Each child is different and has different needs when it comes to medicines, but when you’re thinking about the general essentials that go into that kit, here’s what you should know.
What Should Be in a College First Aid Kit?
A first aid kit should be comprised of multiple categories of items, including medicines, insurance cards, and to some extent, medical “equipment.” It’s important to encompass all of these areas as each has its purpose in a time of emergency.
Essential Medicine to Include in a College First Aid Kit:
Excedrin works wonders by eliminating headaches and can also serve as a slight pain reliever.
Antacids are useful in treating heartburn as they will work to lower the acid in your stomach, which can also provide relief of belching, bloating, and other stomach pains.
Antidiarrheal medicine prevents diarrhea by slowing and limiting the bowel movements of the stomach.
Cold/Cough Medicine is used to treat common colds or coughs.
Cough Drops to minimize coughing.
Hydrocortisone Cream attends to a wide variety of skin conditions, most notably bug bites, poison ivy, eczema, and general itching.
Antibacterial Ointment is great for preventing infection in minor wounds and pairs well with Band-Aids.
Seasonal allergy medication, known as antihistamines, relieve sneezing, itching, a stuffy or runny nose, and watery eyes on days when pollen counts are high.
Naloxone (Narcan) nasal spray to reverse an opioid overdose. It blocks the effects of opiates on the brain and restores breathing. Free Narcan kits may be available from your state or local health department.
Fentanyl test strips to prevent drug overdoses and reduce harm. These small strips of paper can detect the presence of fentanyl in different kinds of drugs and drug forms, including pills, powders, and injectables. While more and more states are legalizing the use of these strips, a few still do not allow it, so be sure to check with your state health department.
Additional Equipment to Include in a College First Aid Kit:
Band-Aids in different sizes for minor cuts and scrapes.
Ace Bandages can be used to heal muscle sprains and strains.
Surgical Tape to help hold bandages in place when needed.
A Roll of Gauze for bleeding or draining wounds.
Pulse Oximeters are used to check the flow of oxygen throughout your body.
Ice packs are crucial for slowing and stopping the swelling of numerous types of injuries.
Important Medical Tips Before Leaving for College
While the first aid kit may provide some peace of mind as you send your child off, there are still a few more important items and steps to follow before you are officially done.
- Once you have completed your first aid kit, the most important thing is that your child knows how and when to use every item in it.
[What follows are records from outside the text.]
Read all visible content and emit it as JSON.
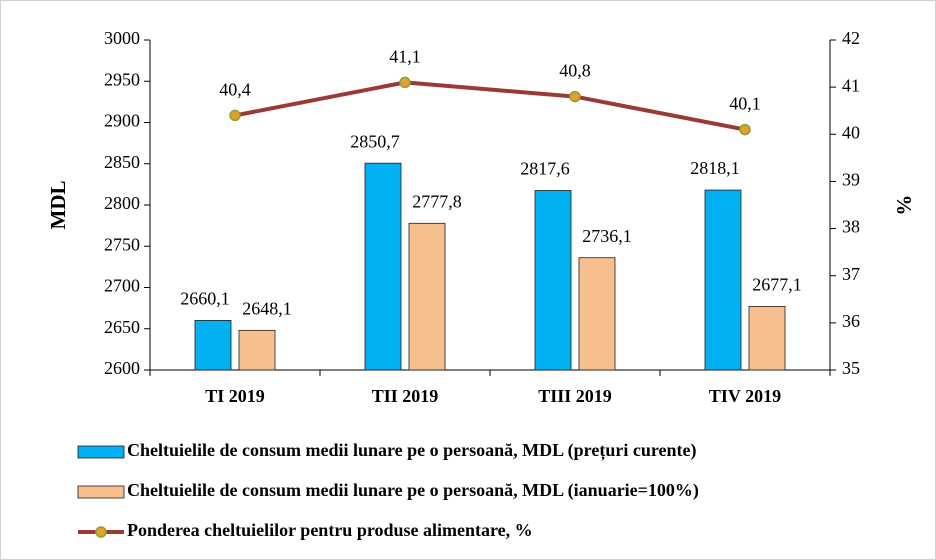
{
  "chart_data": {
    "type": "bar",
    "categories": [
      "TI 2019",
      "TII 2019",
      "TIII 2019",
      "TIV 2019"
    ],
    "series": [
      {
        "name": "Cheltuielile de consum medii lunare pe o persoană, MDL (prețuri curente)",
        "color": "#00b0f0",
        "values": [
          2660.1,
          2850.7,
          2817.6,
          2818.1
        ],
        "value_labels": [
          "2660,1",
          "2850,7",
          "2817,6",
          "2818,1"
        ]
      },
      {
        "name": "Cheltuielile de consum medii lunare pe o persoană, MDL (ianuarie=100%)",
        "color": "#f8bf8e",
        "values": [
          2648.1,
          2777.8,
          2736.1,
          2677.1
        ],
        "value_labels": [
          "2648,1",
          "2777,8",
          "2736,1",
          "2677,1"
        ]
      },
      {
        "name": "Ponderea cheltuielilor pentru produse alimentare, %",
        "type": "line",
        "axis": "y2",
        "color": "#9b3a33",
        "values": [
          40.4,
          41.1,
          40.8,
          40.1
        ],
        "value_labels": [
          "40,4",
          "41,1",
          "40,8",
          "40,1"
        ]
      }
    ],
    "ylabel": "MDL",
    "y2label": "%",
    "ylim": [
      2600,
      3000
    ],
    "yticks": [
      2600,
      2650,
      2700,
      2750,
      2800,
      2850,
      2900,
      2950,
      3000
    ],
    "y2lim": [
      35,
      42
    ],
    "y2ticks": [
      35,
      36,
      37,
      38,
      39,
      40,
      41,
      42
    ],
    "grid": false
  }
}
One parent from the Paying For College 101 Facebook group places a white sticker label on the medicine she gives her child: “dosages, when to use, contraindications, etc.” This is especially important if your kit includes lifesaving Narcan and fentanyl test strips.
- Have your child make a copy of their insurance card along with the original and be sure one is carried on them at all times whether it’s in their wallet or elsewhere.
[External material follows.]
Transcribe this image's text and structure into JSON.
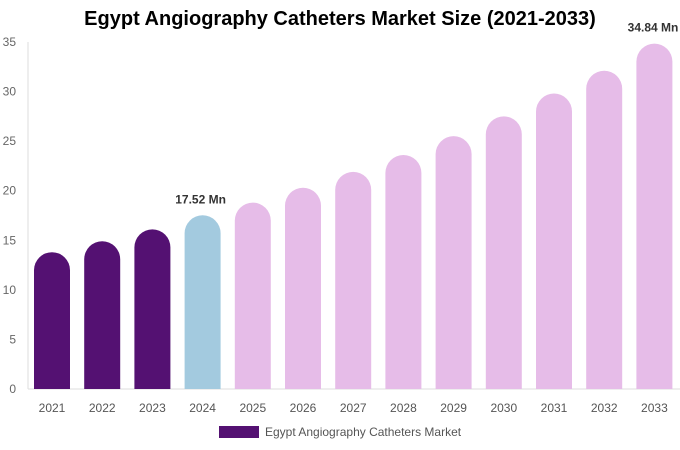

- Schedule a doctor’s appointment before leaving and be sure your child has all of the vaccinations they require. Meningitis, whooping cough, and HPV are all common vaccines to receive before college.
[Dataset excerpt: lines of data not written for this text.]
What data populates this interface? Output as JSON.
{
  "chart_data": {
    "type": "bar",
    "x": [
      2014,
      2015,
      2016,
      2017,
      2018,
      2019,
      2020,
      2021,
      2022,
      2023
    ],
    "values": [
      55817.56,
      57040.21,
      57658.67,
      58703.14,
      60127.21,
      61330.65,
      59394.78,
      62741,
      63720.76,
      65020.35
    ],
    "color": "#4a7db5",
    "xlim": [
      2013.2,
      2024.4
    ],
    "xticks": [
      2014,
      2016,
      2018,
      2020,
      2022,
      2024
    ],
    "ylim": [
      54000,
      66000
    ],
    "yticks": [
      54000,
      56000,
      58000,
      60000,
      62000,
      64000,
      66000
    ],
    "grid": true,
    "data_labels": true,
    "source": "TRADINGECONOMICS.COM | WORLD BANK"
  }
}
- Once a child turns 18 and becomes a legal adult, their parents are no longer allowed access to certain medical information without their child’s approval. This can become problematic if a child is incapacitated and parents need specific knowledge that they normally wouldn’t have access to. To avoid this, and with your child’s permission, fill out a medical release form.
- Similarly, filling out a form for the healthcare power of attorney (POA) gives parents/guardians permission to make decisions for a child. As explained by a parent in our Facebook group, “the POA is used to designate a surrogate decision-maker if the patient/student is unable to make their own decisions.”
- If your child is going to a school in an area commonly affected by natural disasters, make them aware of the proper protocols should a situation arise.
- Finally, be sure your child is aware of the nearest hospitals and the location of any emergency clinics on campus.
Sending a child off to college is equally as scary for the parents as it is for the students, but if you follow the proper steps and take precautions, you can alleviate the stress that comes with it.
–Matthew Schwartz contributed to this article.